I turn my voice back down to its normal volume. “What happens now?”
“You’ll be released. We can’t keep you here for killing a man who was already dead.”
“Then what?”
“Well, we’re trying to find him. The man who pretended to be Ben Bailey, the man who married you using a dead man’s birth certificate and persuaded you to buy the same dead man’s house. To even try to begin to understand the who and what of this case, it would be really helpful to know the why. Why would someone go to such lengths to do this to you?”
“I don’t know.”
“If the man you were married to wasn’t really Ben Bailey, then who was he?”
“I. Don’t. Know.”
She stares at me for a little while and appears to conclude that I am telling the truth.
“How did you meet him?”
“An online dating website.”
“You were on a dating website? Using your own name?”
“Yes. It was before I got my first big role a couple of years ago. My name didn’t mean anything to anyone then.”
“Who contacted who?”
“He contacted me.”
“Then I guess maybe your name meant something to him. Whoever did this to you was planning it for some time. Maybe the dating website was how he found you.
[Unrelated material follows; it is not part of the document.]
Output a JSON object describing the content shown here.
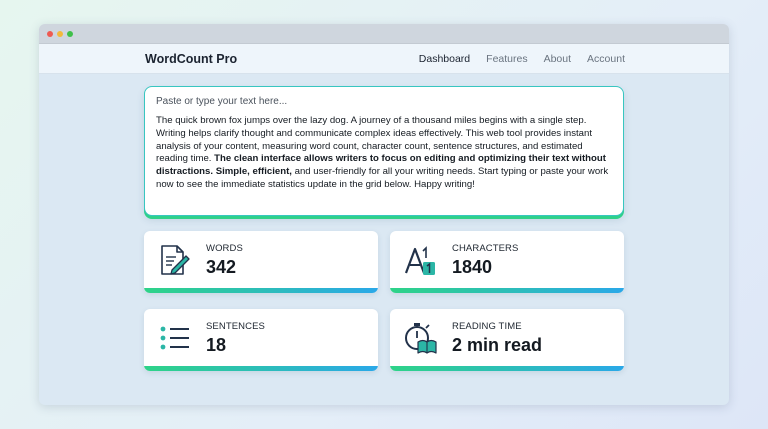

And he told you from the start that he was Ben Bailey?”
“Yes.”
“Was there a picture of the man you married on the dating website?”
“Yes, of course.”
“Good, we’ll check that out and see if it might still be there. I’m guessing now that th
e reason you couldn’t find any pictures of him in the house was because he deliberately removed them all. And he told you that he worked for TBN?”
“Yes, we even met outside the TBN offices, several times.”
“But you never went in? Never met any of his colleagues?”
“No.”
“What about his family?”
“He said he didn’t have any left. It was something we had in common.”
“And you didn’t meet any of his friends?”
“He said his friends were all back in Ireland. He hadn’t been in London that long, and it just sounded like he’d been too busy to make any.”
“Why would you agree to marry a practical stranger after just a couple of months?” She looks at me as though I’m the most pathetic and stupid person she’s ever come across. I share the sentiment and start to wonder if maybe I am. I should have learned to let go long before now, but I held on too tight to what I thought I wanted: a chance to start again. This is all my fault. Your past only owns you if you allow it to.
“He said we’d wasted so many years being apart before we found each other. He said there was no need to wait when you knew that you’d met the one,” I say eventually.
She looks as if she might throw up. “You’ve clearly made an enemy out of someone. The stalker you mentioned, the name she used … Maggie. What does that name mean to you?”
“Maggie is dead. It can’t be Maggie. I watched her die.”
Detective Croft leans back, looks unsure about what she is going to say next, which makes me quite certain I won’t want to hear it.
“I’ve read about what happened to your parents when you were a child…”
Her words wind me a little. I don’t talk about this. I can’t. I never have and I never will. She told me not to.
“I know how your mother died. It must have been a horrific experience.”
“My father died too,” I say, remembering my lines.